Тогда же намечается поворот в общественном сознании: взгляд на войну окрашивается критическими тонами, вообще характерными для перестроечной публицистики. На несколько лет растянулось осознание горбачевским руководством того факта, что введение войск в Афганистан было «политической ошибкой», и лишь в мае 1988 г. начался, а в феврале 1989 г. закончился их полный вывод.
Неслучайно восприятие Афганской войны самими ее участниками и теми, кто там не был, оказалось почти противоположным. Так, по данным социологического опроса, проведенного в декабре 1989 г. (участвовали около 15 тыс. человек, причем половина из них прошла Афганистан), присутствие наших военнослужащих в сопредельной стране оценили как «выполнение интернационального долга» 35 % опрошенных «афганцев» и лишь 10 % не воевавших респондентов. Как «дискредитацию понятия интернациональный долг» войну оценили 19 % «афганцев» и 30 % остальных опрошенных.
Еще более показательны крайние оценки этих событий: как «наш позор» участие СССР в войне определили лишь 17 % «афганцев» — и 46 % других респондентов. 17 % «афганцев» заявили: «Горжусь этим!», тогда как из прочих аналогичную оценку событиям дали только 6 %.
Особенно знаменательно, что оценка участия наших войск в Афганской войне как «тяжелого, но вынужденного шага» оказалась близка одинаковому количеству и участников событий, и остальных опрошенных — по 19 %. Таким образом, во взглядах на Афганскую войну у «мирных граждан» преобладали негативные оценки, а представители самогу «ограниченного контингента» были более склонны оправдывать свое участие в этих событиях.
Участники войны в Афганистане, объединенные общим для них фактом биографии, являются весьма неоднородной социальной категорией. Тем не менее, эта объединяющая их основа позволяет говорить об «афганцах» не только как об особой социально-психологической группе населения. Ведь для самих «афганцев» война была гораздо большим психологическим шоком, чем опосредованное ее восприятие всем обществом.
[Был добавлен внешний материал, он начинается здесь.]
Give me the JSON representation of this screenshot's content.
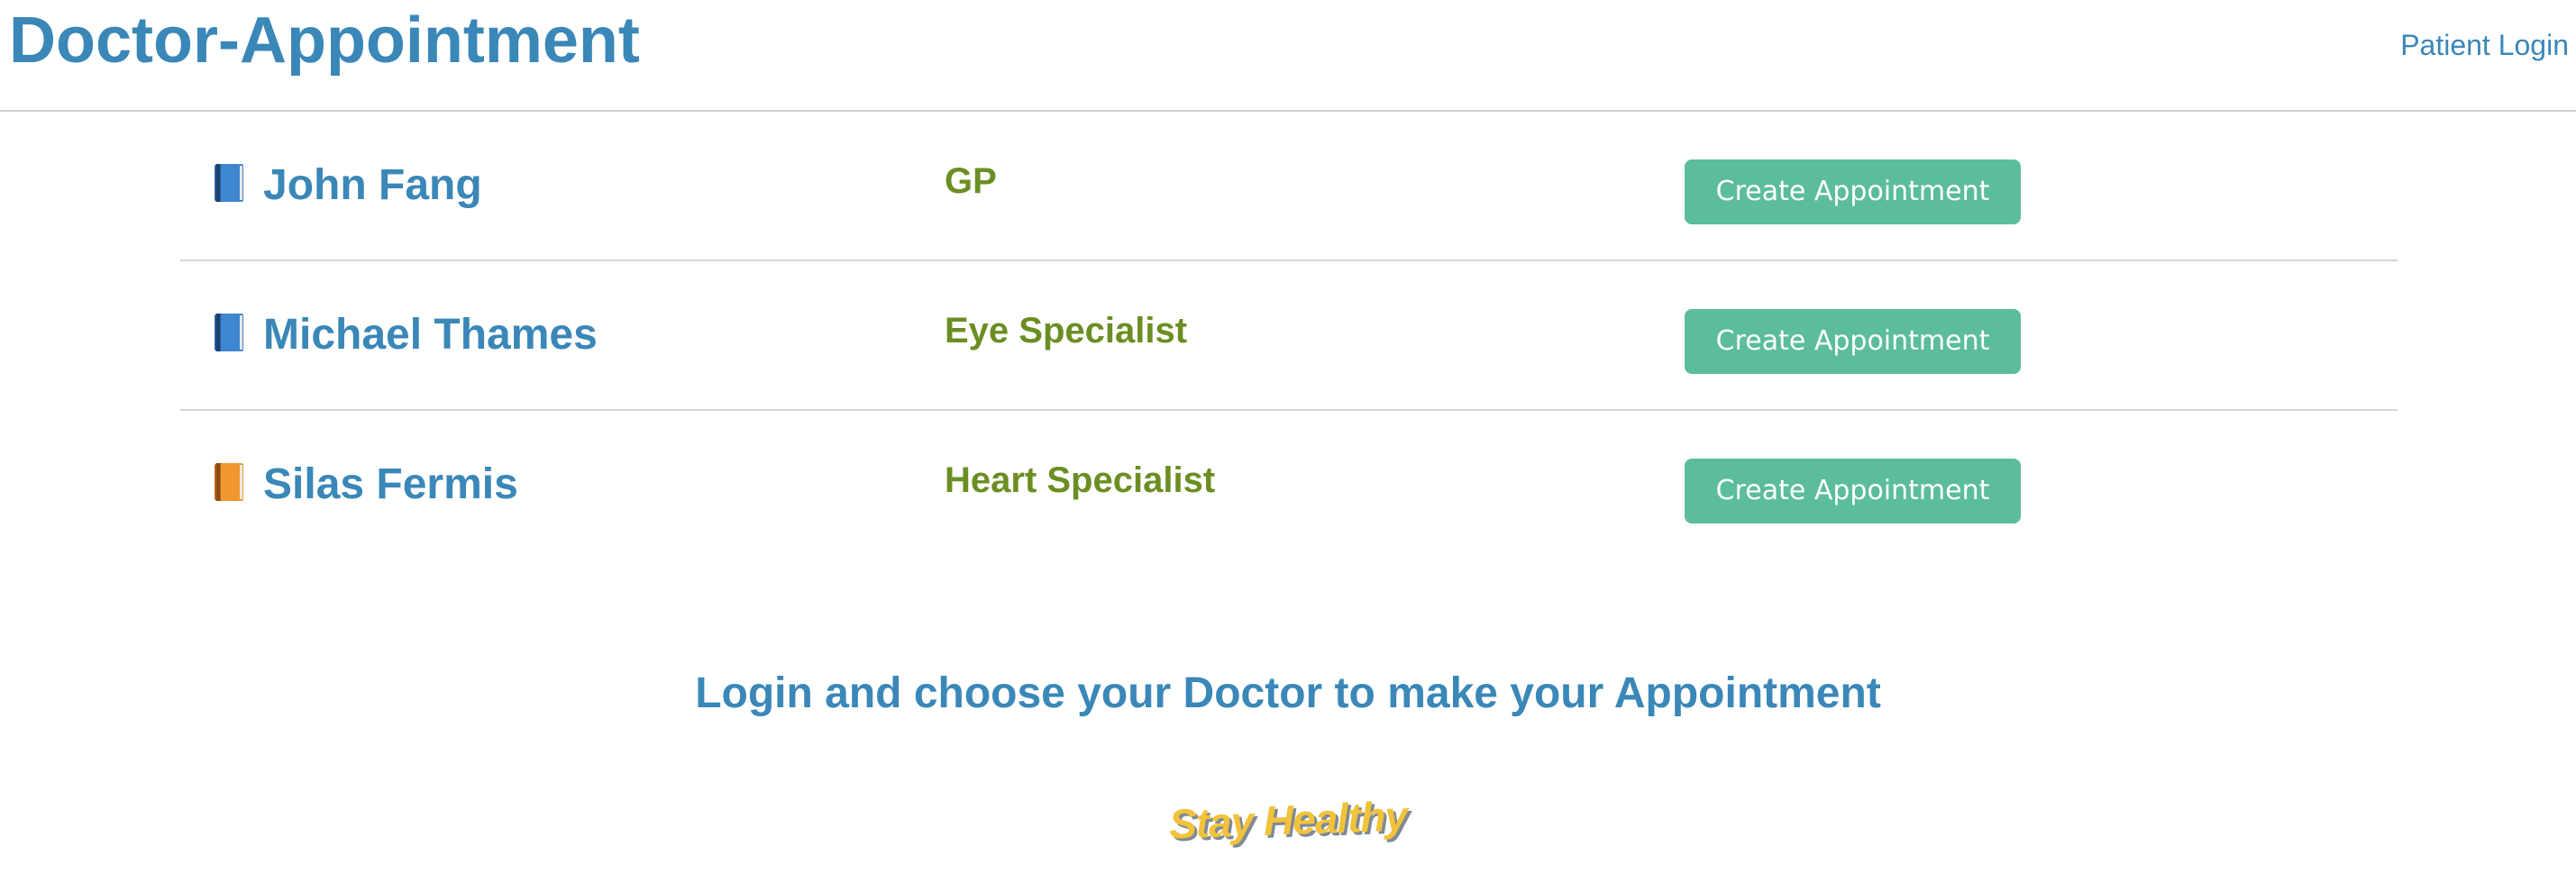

Для понимания социально-психологического состояния «афганцев» особое значение имеет категория афганского синдрома в узком его смысле. Это то, что на языке медиков называется посттравматическим стрессовым синдромом, а на языке самих ветеранов звучит так: «Еще не вышел из штопора войны».
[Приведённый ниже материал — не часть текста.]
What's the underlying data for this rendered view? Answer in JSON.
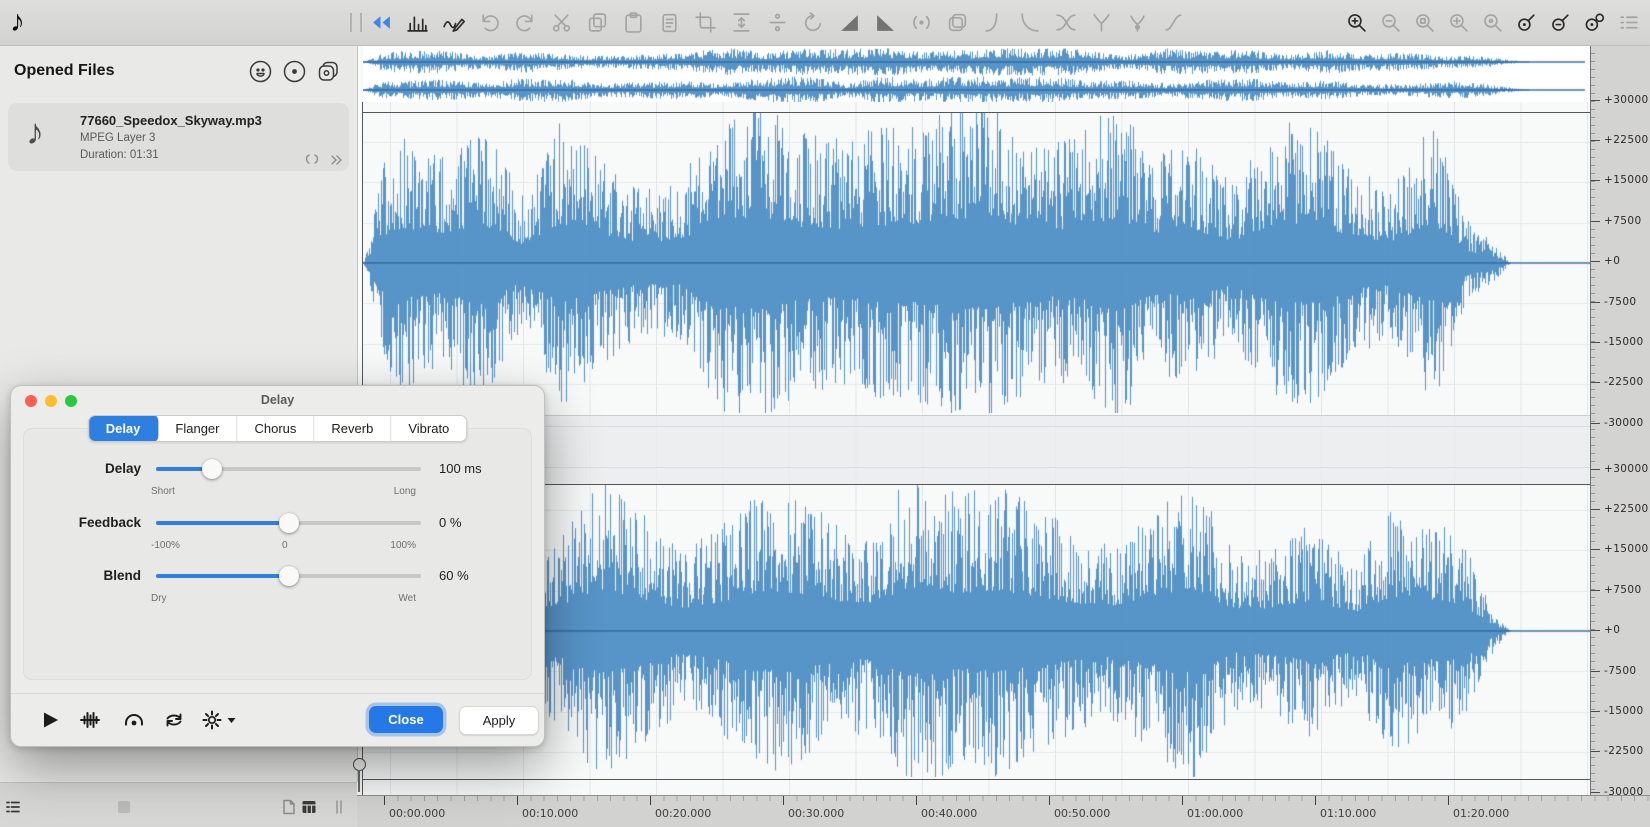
{
  "colors": {
    "accent": "#2e7fe0",
    "waveform": "#4e8ec5",
    "waveform_zero": "#2e689e",
    "grid_horizontal": "#e5e8ea",
    "traffic_red": "#ff5f57",
    "traffic_yellow": "#febc2e",
    "traffic_green": "#28c840"
  },
  "toolbar": {
    "icons_main": [
      "rewind",
      "spectrogram",
      "effects",
      "undo",
      "redo",
      "cut",
      "copy",
      "paste",
      "clipboard",
      "trim",
      "fit-vertical",
      "split",
      "rotate",
      "fade-in",
      "fade-out",
      "normalize",
      "duplicate",
      "curve-log",
      "curve-exp",
      "curve-cross",
      "curve-y",
      "curve-branch",
      "curve-s"
    ],
    "icons_zoom": [
      "zoom-in",
      "zoom-out",
      "zoom-selection",
      "zoom-fit",
      "zoom-original",
      "vertical-zoom-in",
      "vertical-zoom-out",
      "vertical-zoom-reset",
      "view-options"
    ]
  },
  "sidebar": {
    "title": "Opened Files",
    "header_icons": [
      "monitor",
      "record",
      "stack"
    ],
    "file": {
      "icon": "music-note",
      "name": "77660_Speedox_Skyway.mp3",
      "format": "MPEG Layer 3",
      "duration": "Duration: 01:31",
      "badges": [
        "repeat",
        "chevrons"
      ]
    }
  },
  "dialog": {
    "title": "Delay",
    "tabs": [
      {
        "label": "Delay",
        "active": true
      },
      {
        "label": "Flanger",
        "active": false
      },
      {
        "label": "Chorus",
        "active": false
      },
      {
        "label": "Reverb",
        "active": false
      },
      {
        "label": "Vibrato",
        "active": false
      }
    ],
    "sliders": [
      {
        "label": "Delay",
        "value": "100 ms",
        "range_labels": [
          "Short",
          "Long"
        ],
        "position_pct": 21
      },
      {
        "label": "Feedback",
        "value": "0 %",
        "range_labels": [
          "-100%",
          "0",
          "100%"
        ],
        "position_pct": 50
      },
      {
        "label": "Blend",
        "value": "60 %",
        "range_labels": [
          "Dry",
          "Wet"
        ],
        "position_pct": 50
      }
    ],
    "footer": {
      "icons": [
        "play",
        "preview-wave",
        "monitor",
        "loop",
        "settings",
        "dropdown"
      ],
      "buttons": [
        {
          "label": "Close",
          "primary": true
        },
        {
          "label": "Apply",
          "primary": false
        }
      ]
    }
  },
  "waveform_view": {
    "channels": 2,
    "scale_labels": [
      "+30000",
      "+22500",
      "+15000",
      "+7500",
      "+0",
      "-7500",
      "-15000",
      "-22500",
      "-30000"
    ],
    "timeline_labels": [
      "00:00.000",
      "00:10.000",
      "00:20.000",
      "00:30.000",
      "00:40.000",
      "00:50.000",
      "01:00.000",
      "01:10.000",
      "01:20.000"
    ]
  },
  "statusbar": {
    "icons": [
      "list",
      "placeholder",
      "file",
      "grid",
      "drag-handle"
    ]
  }
}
Афганский синдром похож на синдром вьетнамский и в узком смысле терминов. В США о вьетнамском синдроме говорят в связи с различными нервными и психическими заболеваниями, жертвами которых стали американские солдаты и офицеры, прошедшие войну. По наблюдениям американских ученых, большинство солдат, вернувшихся из Вьетнама, не могли найти своего места в жизни. И причины были в основном не материального плана, а именно социально-психологического: общество сознательно или неосознанно отторгало от себя «вьетнамцев», которые вернулись в него «другими», не похожими на всех остальных.
Они вели себя независимо в отношениях с вышестоящими и очень требовательно в отношении с подчиненными, в общении с равными не терпели фальши и лицемерия, были чересчур прямолинейны. Таким образом, американские «вьетнамцы» оказались «неудобными людьми» для всех, кто их окружал, и были вынуждены замыкаться в себе; многие становились алкоголиками и наркоманами; кое-кто кончал жизнь самоубийством.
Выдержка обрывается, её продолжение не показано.